Proton issued a statement on Monday saying that DRB-Hicom is not considering a sale of Lotus. "We acknowledge that Lotus can provide value to Proton. Lotus is an iconic brand with global presence and positioning, coupled with unsurpassed engineering expertise and a talented work force," Proton said.
Bahar has been temporarily suspended to facilitate an investigation into a complaint about his conduct made by DRB-Hicom, the statement said, without specifying details of the complaint.
Proton and DRB-Hicom are reviewing existing business plans and finances of all Lotus Group companies, it added.
Bahar, a former Ferrari sales chief, joined Lotus in 2009 with ambitious plans to launch new products and quadruple annual car sales to 8,000.
"Dany Bahar was the key player behind the turnaround plan for Lotus," said Alexander Chia, an analyst at RHB Capital. "If he is cleared, it would indicate that the management is happy to continue bankrolling Lotus. If he ends up out, there will be a lot of uncertainty on where Lotus goes from here."
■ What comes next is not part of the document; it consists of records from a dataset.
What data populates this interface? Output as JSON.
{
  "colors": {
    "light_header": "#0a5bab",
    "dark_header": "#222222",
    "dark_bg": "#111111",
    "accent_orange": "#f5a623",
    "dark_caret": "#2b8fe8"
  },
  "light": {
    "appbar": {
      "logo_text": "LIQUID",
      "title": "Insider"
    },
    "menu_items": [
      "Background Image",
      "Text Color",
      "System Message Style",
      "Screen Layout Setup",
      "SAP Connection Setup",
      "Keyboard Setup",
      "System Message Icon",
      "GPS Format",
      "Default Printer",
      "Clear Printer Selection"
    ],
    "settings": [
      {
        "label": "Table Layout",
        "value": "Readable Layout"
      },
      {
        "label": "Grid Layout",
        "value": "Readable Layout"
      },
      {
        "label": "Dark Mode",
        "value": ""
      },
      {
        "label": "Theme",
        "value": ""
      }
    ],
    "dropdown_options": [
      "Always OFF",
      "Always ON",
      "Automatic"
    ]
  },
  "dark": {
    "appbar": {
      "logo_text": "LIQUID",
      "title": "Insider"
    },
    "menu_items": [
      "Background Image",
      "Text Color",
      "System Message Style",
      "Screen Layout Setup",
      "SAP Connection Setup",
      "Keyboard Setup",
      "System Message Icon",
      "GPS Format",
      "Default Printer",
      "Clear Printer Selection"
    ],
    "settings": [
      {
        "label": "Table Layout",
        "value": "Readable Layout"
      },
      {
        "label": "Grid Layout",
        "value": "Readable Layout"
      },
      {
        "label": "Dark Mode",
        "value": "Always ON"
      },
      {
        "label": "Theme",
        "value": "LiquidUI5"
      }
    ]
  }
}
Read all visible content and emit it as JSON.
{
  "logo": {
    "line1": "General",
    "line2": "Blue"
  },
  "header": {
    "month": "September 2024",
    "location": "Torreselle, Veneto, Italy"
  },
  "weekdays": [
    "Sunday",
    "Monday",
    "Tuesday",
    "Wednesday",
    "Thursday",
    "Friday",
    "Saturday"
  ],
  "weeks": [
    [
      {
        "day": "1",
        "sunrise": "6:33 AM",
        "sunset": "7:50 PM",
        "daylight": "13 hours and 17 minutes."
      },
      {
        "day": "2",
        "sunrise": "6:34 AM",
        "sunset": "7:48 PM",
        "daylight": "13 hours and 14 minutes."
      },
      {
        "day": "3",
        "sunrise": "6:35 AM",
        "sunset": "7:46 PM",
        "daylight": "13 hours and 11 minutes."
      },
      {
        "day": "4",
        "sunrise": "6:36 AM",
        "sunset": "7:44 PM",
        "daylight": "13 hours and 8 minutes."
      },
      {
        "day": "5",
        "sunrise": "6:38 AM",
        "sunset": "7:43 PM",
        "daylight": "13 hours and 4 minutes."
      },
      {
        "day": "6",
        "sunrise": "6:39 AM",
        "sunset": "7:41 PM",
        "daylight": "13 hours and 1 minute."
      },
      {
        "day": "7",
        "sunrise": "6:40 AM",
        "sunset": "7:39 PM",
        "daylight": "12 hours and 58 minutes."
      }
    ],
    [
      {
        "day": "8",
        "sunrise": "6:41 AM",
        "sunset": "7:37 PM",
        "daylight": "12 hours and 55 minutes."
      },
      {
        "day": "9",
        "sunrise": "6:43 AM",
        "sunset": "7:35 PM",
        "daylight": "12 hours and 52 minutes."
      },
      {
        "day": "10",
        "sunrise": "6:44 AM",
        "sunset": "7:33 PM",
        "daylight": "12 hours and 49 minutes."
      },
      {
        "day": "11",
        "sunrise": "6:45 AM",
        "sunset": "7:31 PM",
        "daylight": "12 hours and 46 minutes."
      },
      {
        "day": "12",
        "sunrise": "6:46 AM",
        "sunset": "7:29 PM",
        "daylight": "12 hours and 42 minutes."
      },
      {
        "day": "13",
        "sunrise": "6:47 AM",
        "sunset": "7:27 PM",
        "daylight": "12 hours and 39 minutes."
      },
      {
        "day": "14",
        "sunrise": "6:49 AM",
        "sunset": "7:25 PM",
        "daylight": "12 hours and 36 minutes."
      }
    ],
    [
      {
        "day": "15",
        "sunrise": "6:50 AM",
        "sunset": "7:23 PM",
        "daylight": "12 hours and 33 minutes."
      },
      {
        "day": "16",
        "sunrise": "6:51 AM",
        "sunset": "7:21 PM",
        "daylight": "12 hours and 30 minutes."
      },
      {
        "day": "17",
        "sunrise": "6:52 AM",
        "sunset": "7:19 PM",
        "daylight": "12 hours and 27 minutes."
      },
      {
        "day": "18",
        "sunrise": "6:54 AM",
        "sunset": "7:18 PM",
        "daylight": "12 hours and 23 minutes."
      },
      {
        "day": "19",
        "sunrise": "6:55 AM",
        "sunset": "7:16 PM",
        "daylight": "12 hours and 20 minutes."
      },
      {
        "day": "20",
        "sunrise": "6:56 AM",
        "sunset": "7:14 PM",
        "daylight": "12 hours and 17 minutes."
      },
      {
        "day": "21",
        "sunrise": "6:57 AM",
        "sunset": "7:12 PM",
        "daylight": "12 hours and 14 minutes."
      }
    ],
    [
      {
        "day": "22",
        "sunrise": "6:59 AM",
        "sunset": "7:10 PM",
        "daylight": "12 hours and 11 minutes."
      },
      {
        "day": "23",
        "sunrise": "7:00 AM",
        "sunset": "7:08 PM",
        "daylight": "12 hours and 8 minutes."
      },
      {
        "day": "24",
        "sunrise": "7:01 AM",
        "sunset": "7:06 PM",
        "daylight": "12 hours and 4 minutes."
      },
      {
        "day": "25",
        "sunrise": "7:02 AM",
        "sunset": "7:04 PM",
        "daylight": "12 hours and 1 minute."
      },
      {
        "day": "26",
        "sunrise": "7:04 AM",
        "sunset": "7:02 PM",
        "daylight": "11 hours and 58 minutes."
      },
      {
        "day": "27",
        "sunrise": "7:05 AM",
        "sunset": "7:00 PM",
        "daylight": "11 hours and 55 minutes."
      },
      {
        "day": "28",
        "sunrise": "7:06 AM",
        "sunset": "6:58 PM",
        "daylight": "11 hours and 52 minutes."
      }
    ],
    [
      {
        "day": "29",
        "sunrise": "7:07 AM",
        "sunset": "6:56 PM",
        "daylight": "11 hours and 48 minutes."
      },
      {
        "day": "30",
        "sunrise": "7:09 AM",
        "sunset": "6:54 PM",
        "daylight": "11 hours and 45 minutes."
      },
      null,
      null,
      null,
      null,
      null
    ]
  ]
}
A Chinese buyer and an investment fund have been touted in media reports as potential buyers of Lotus. Shanghai Automotive Industry Corp. has denied it is interested in acquiring the carmaker.
Lotus has hung on to relevance in the auto industry partly because of its decades-long expertise in designing lightweight frames.
DRB-Hicom, controlled by billionaire Syed Mokhtar Al-Bukhary, gained Lotus after it acquired a majority stake in Proton. The new owners have hired consultants KPMG to evaluate Lotus, a person familiar with the matter said last month.
DRB said in March that it may sell Lotus if it doesn't meet performance targets and a decision will be made after a thorough evaluation. Other options include changing the management at Lotus or its business approach, Managing Director Mohd Khamil Jamil said then.